No recordó las fases preliminares de su formación. Eso del encuentro del espermatozoide con el óvulo pertenecía a un pasado remoto. En realidad el tiempo corría. A las pocas semanas el feto se había convertido en extraterrestre de cabeza ovalada, ojos almendrados cerrados todavía, cráneo liso de transparente opalina. Parecía hecho de sustancia vítrea; lucía en pantalla como ectoplasma inofensivo. El medio acuático en que se sustentaba era tibio, agradable, las sensaciones seguían primitivas, animales, instintivas, casi reflejas: una especie de paraíso sin peso ni tampoco exigencia de la conciencia.
La situación se complicó cuando llegó el quinto mes de gestación.
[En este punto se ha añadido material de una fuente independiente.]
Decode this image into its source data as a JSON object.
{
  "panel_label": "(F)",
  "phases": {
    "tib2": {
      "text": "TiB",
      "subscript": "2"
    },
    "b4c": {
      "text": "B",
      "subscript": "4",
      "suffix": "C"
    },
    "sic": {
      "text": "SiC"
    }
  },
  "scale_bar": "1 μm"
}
Fue como si se hubiesen, de pronto, perturbado las aguas, modificado el ambiente. Algo sucedía fuera, en un mundo que no conocía. El abastecimiento vital llegaba, pero entrecortado por espasmos inexplicables. No fluían con normalidad las corrientes alimenticias. La sangre lucía perturbada. Los latidos del corazón materno, repercutidos hasta la pequeña fuente, se tornaban apremiantes.
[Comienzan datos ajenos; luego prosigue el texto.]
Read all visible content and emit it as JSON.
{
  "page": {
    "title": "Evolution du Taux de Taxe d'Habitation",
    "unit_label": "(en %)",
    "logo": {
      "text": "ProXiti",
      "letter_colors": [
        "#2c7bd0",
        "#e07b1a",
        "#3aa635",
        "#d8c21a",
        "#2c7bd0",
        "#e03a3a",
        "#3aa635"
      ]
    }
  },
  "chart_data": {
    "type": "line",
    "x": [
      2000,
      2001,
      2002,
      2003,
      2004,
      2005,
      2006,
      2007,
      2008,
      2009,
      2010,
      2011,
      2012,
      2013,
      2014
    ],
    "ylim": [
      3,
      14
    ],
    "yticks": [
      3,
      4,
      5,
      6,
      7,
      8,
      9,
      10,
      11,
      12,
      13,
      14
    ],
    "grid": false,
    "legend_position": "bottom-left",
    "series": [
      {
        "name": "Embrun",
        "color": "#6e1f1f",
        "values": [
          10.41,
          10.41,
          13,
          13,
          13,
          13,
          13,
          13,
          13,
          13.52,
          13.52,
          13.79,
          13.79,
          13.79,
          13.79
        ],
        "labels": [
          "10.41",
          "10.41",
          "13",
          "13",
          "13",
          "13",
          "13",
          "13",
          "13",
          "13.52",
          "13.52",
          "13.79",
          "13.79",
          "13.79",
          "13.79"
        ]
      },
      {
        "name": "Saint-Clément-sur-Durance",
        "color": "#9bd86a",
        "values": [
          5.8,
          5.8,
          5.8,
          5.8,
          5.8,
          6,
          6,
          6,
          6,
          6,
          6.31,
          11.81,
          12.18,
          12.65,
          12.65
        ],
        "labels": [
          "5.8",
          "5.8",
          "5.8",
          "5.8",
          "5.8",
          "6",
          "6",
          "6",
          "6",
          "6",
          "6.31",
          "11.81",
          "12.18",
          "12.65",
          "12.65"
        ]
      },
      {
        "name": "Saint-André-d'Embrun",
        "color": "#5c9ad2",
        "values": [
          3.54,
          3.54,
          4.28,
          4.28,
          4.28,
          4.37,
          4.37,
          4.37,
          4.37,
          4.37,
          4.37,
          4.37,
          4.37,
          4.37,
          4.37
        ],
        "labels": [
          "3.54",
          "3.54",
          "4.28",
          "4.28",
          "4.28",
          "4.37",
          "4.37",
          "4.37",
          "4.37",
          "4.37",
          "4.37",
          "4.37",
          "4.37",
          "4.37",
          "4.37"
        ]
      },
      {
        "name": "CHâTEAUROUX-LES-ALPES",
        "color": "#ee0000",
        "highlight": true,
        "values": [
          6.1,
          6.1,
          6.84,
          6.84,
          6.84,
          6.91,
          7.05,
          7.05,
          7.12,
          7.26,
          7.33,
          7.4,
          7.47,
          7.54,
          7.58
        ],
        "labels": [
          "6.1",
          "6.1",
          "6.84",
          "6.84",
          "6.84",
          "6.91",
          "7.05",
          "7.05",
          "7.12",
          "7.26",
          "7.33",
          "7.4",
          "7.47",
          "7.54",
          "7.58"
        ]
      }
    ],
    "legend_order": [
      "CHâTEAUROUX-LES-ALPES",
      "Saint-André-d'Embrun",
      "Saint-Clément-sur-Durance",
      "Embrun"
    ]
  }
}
Alternaban estremecimientos insólitos, leves sacudidas mientras él se bamboleaba en el útero materno como barco al garete. Más allá de las paredes de piel y carne que lo mantenían preso se desarrollaba un diálogo que él no podía escuchar, menos aún traducir:
- Tú quisiste a este hijo sabiendo que era una locura. Debías optar por el aborto mas te obstinaste en seguir con aquel embarazo. No cuentes conmigo.
Él no sabía todavía lo que eran las palabras, el impacto que podía producir el tono con que se las usaba. Solo llegaba aquella onda de angustia, estallaban temores solapados en el subconsciente. Optó por abrir la boca lo que más pudo, tragar la máxima cantidad de líquido amniótico. Experimentó el deseo subliminal de ahogarse. La tentativa se resolvió en unas pocas burbujas. Días pasaron; semanas: el pequeño océano se volvió más inhóspito. ¿Cómo esfumarse de aquel lugar donde se sentía malaventurado?
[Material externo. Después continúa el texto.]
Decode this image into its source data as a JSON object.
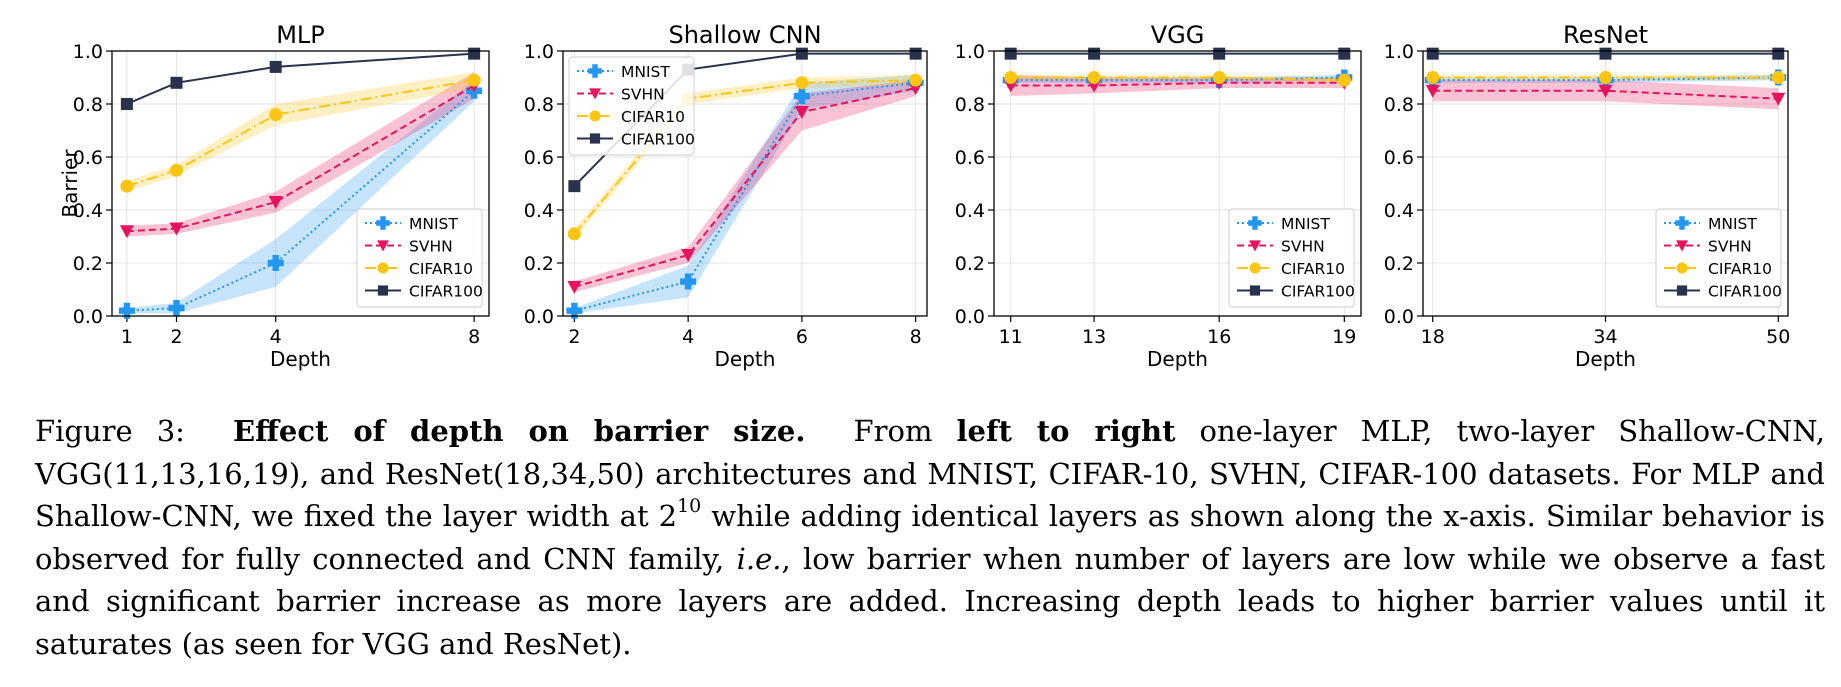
{
  "colors": {
    "MNIST": "#2196f3",
    "SVHN": "#e8135e",
    "CIFAR10": "#fcc512",
    "CIFAR100": "#28324c"
  },
  "chart_data": [
    {
      "type": "line",
      "title": "MLP",
      "xlabel": "Depth",
      "ylabel": "Barrier",
      "ylim": [
        0.0,
        1.0
      ],
      "yticks": [
        "0.0",
        "0.2",
        "0.4",
        "0.6",
        "0.8",
        "1.0"
      ],
      "x": [
        1,
        2,
        4,
        8
      ],
      "xticks": [
        "1",
        "2",
        "4",
        "8"
      ],
      "grid": true,
      "legend": "lower right",
      "series": [
        {
          "name": "MNIST",
          "values": [
            0.02,
            0.03,
            0.2,
            0.85
          ],
          "band": [
            0.01,
            0.02,
            0.09,
            0.04
          ]
        },
        {
          "name": "SVHN",
          "values": [
            0.32,
            0.33,
            0.43,
            0.87
          ],
          "band": [
            0.02,
            0.02,
            0.04,
            0.05
          ]
        },
        {
          "name": "CIFAR10",
          "values": [
            0.49,
            0.55,
            0.76,
            0.89
          ],
          "band": [
            0.02,
            0.02,
            0.04,
            0.03
          ]
        },
        {
          "name": "CIFAR100",
          "values": [
            0.8,
            0.88,
            0.94,
            0.99
          ],
          "band": [
            0.0,
            0.0,
            0.0,
            0.0
          ]
        }
      ]
    },
    {
      "type": "line",
      "title": "Shallow CNN",
      "xlabel": "Depth",
      "ylabel": "",
      "ylim": [
        0.0,
        1.0
      ],
      "yticks": [
        "0.0",
        "0.2",
        "0.4",
        "0.6",
        "0.8",
        "1.0"
      ],
      "x": [
        2,
        4,
        6,
        8
      ],
      "xticks": [
        "2",
        "4",
        "6",
        "8"
      ],
      "grid": true,
      "legend": "upper left",
      "series": [
        {
          "name": "MNIST",
          "values": [
            0.02,
            0.13,
            0.83,
            0.88
          ],
          "band": [
            0.01,
            0.06,
            0.05,
            0.03
          ]
        },
        {
          "name": "SVHN",
          "values": [
            0.11,
            0.23,
            0.77,
            0.86
          ],
          "band": [
            0.02,
            0.03,
            0.07,
            0.03
          ]
        },
        {
          "name": "CIFAR10",
          "values": [
            0.31,
            0.82,
            0.88,
            0.89
          ],
          "band": [
            0.02,
            0.02,
            0.02,
            0.02
          ]
        },
        {
          "name": "CIFAR100",
          "values": [
            0.49,
            0.93,
            0.99,
            0.99
          ],
          "band": [
            0.0,
            0.0,
            0.0,
            0.0
          ]
        }
      ]
    },
    {
      "type": "line",
      "title": "VGG",
      "xlabel": "Depth",
      "ylabel": "",
      "ylim": [
        0.0,
        1.0
      ],
      "yticks": [
        "0.0",
        "0.2",
        "0.4",
        "0.6",
        "0.8",
        "1.0"
      ],
      "x": [
        11,
        13,
        16,
        19
      ],
      "xticks": [
        "11",
        "13",
        "16",
        "19"
      ],
      "grid": true,
      "legend": "lower right",
      "series": [
        {
          "name": "MNIST",
          "values": [
            0.89,
            0.89,
            0.89,
            0.9
          ],
          "band": [
            0.01,
            0.01,
            0.01,
            0.01
          ]
        },
        {
          "name": "SVHN",
          "values": [
            0.87,
            0.87,
            0.88,
            0.88
          ],
          "band": [
            0.04,
            0.03,
            0.02,
            0.02
          ]
        },
        {
          "name": "CIFAR10",
          "values": [
            0.9,
            0.9,
            0.9,
            0.89
          ],
          "band": [
            0.01,
            0.01,
            0.01,
            0.01
          ]
        },
        {
          "name": "CIFAR100",
          "values": [
            0.99,
            0.99,
            0.99,
            0.99
          ],
          "band": [
            0.0,
            0.0,
            0.0,
            0.0
          ]
        }
      ]
    },
    {
      "type": "line",
      "title": "ResNet",
      "xlabel": "Depth",
      "ylabel": "",
      "ylim": [
        0.0,
        1.0
      ],
      "yticks": [
        "0.0",
        "0.2",
        "0.4",
        "0.6",
        "0.8",
        "1.0"
      ],
      "x": [
        18,
        34,
        50
      ],
      "xticks": [
        "18",
        "34",
        "50"
      ],
      "grid": true,
      "legend": "lower right",
      "series": [
        {
          "name": "MNIST",
          "values": [
            0.89,
            0.89,
            0.9
          ],
          "band": [
            0.01,
            0.01,
            0.01
          ]
        },
        {
          "name": "SVHN",
          "values": [
            0.85,
            0.85,
            0.82
          ],
          "band": [
            0.04,
            0.04,
            0.04
          ]
        },
        {
          "name": "CIFAR10",
          "values": [
            0.9,
            0.9,
            0.9
          ],
          "band": [
            0.01,
            0.01,
            0.01
          ]
        },
        {
          "name": "CIFAR100",
          "values": [
            0.99,
            0.99,
            0.99
          ],
          "band": [
            0.0,
            0.0,
            0.0
          ]
        }
      ]
    }
  ],
  "caption": {
    "label": "Figure 3:",
    "title": "Effect of depth on barrier size.",
    "t1": "From",
    "b1": "left to right",
    "t2": "one-layer MLP, two-layer Shallow-CNN, VGG(11,13,16,19), and ResNet(18,34,50) architectures and MNIST, CIFAR-10, SVHN, CIFAR-100 datasets. For MLP and Shallow-CNN, we fixed the layer width at 2",
    "exp": "10",
    "t3": "while adding identical layers as shown along the x-axis. Similar behavior is observed for fully connected and CNN family,",
    "ie": "i.e.",
    "t4": ", low barrier when number of layers are low while we observe a fast and significant barrier increase as more layers are added. Increasing depth leads to higher barrier values until it saturates (as seen for VGG and ResNet)."
  }
}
El parto resultó arduo, pues la criatura se había enredado en el cordón como quien quisiera ahorcarse. Su posición tormentosa complicaba hasta el extremo la tarea del ginecólogo. Más aún, el niño intuía que lo traerían a un mundo de reproches y violencia. Extendió los brazos, clavó las uñas en las paredes, aquellas uñas diminutas que parecían conchitas anacaradas. Afuera, optaron por la cesárea. Todo se movía como en un terremoto. Alguien le exprimía la cabeza, lo halaba hacia una luz intolerable. De repente lanzó desde lo más hondo de su ser aquella protesta. Tenía el rostro abuhado, hinchado. Lo tenían atrapado por los pies. Hacía mucho frío. Los focos del quirófano herían su ceguera. Le pusieron en la garganta aquel tubo, luego en las narices. Lo refregaron repetidamente hasta irritarle la piel.
Luego, el silencio. Se durmió.
Con los años aprendió a sentir, escuchar, experimentar. Cuando llegó a tener dos años, su madre solo inquirió: “Doctor, ¿podría usted explicar por qué mi hijo nació ciego?”. No contestó el galeno. Mientras tanto, el niño se preguntó a sí mismo si escogería hablar o quedarse mudo para siempre, escuchar o hacerse el desentendido.